Programme Curare
Un regard curatorial sur les secteurs Inception, Process et Digital
En partenariat avec le C-E-A, l’association française des commissaires d’exposition
Pour cette édition, le salon renouvelle son partenariat avec le C-E-A, l’association française des commissaires d’exposition. Deux commissaires ont été sélectionnées suite à un appel à candidatures, à porter un regard singulier sur les secteurs Inception, Process et Digital, en explorant la manière dont le dessin contemporain se déploie aujourd’hui au-delà de ses supports traditionnels.
Ce partenariat reflète un engagement commun pour soutenir la recherche curatoriale et offrir de nouvelles perspectives sur la scène artistique.

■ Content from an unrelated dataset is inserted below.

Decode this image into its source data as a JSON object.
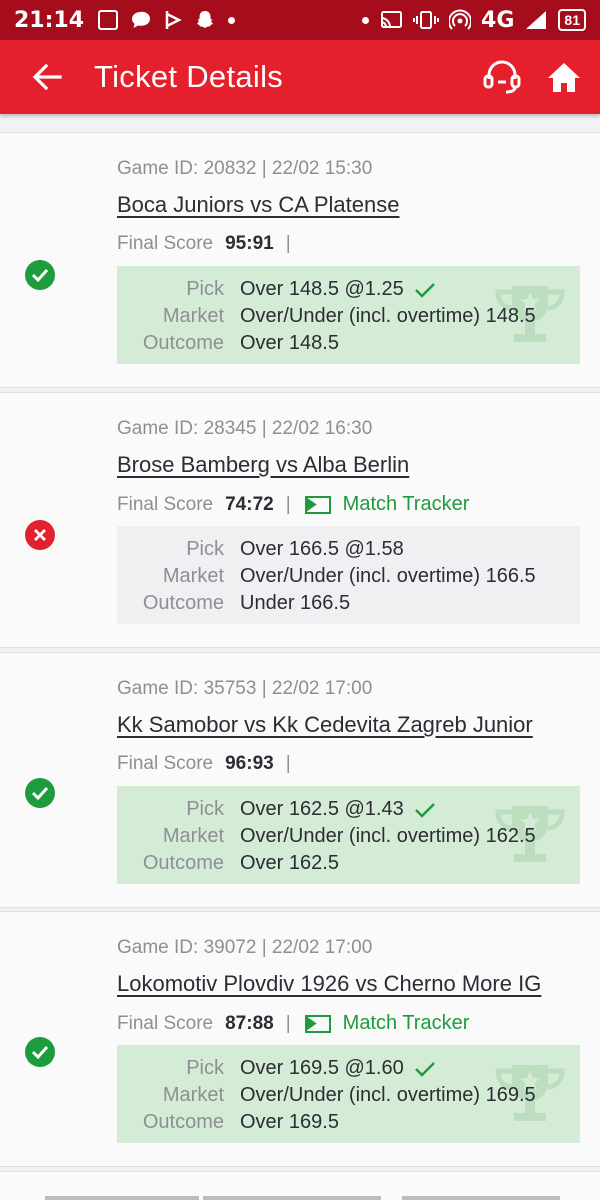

Domitille Bertrand, commissaire indépendante, porte un regard sur le secteur Inception
Domitille Bertrand est commissaire d’exposition et formatrice. Diplômée de l’ICART en 2010 à Paris, elle défend des artistes à l’aube de leur carrière et d’autres plus avertis. S’intéressant aux arts plastiques et à leur hybridation, elle a eu l’occasion d’organiser plusieurs résidences artistiques, quatre concours internationaux et d’être commissaire d’une quarantaine d’expositions indépendantes à Paris, San Francisco et Dakar. Elle a également collaboré avec des projets autonomes à Genève et Brazzaville. En 2016, elle fonde Develop’on, dont dépendent la D Galerie et D Formations. Depuis 2020, elle est membre active du C-E-A, réalise des entretiens et participe régulièrement à l’écriture de textes critiques, en plus de ses activités de formatrice et de commissaire d’exposition.
Quel est le plus grand défi pour vous en tant que commissaire d’expositions d’art contemporain ?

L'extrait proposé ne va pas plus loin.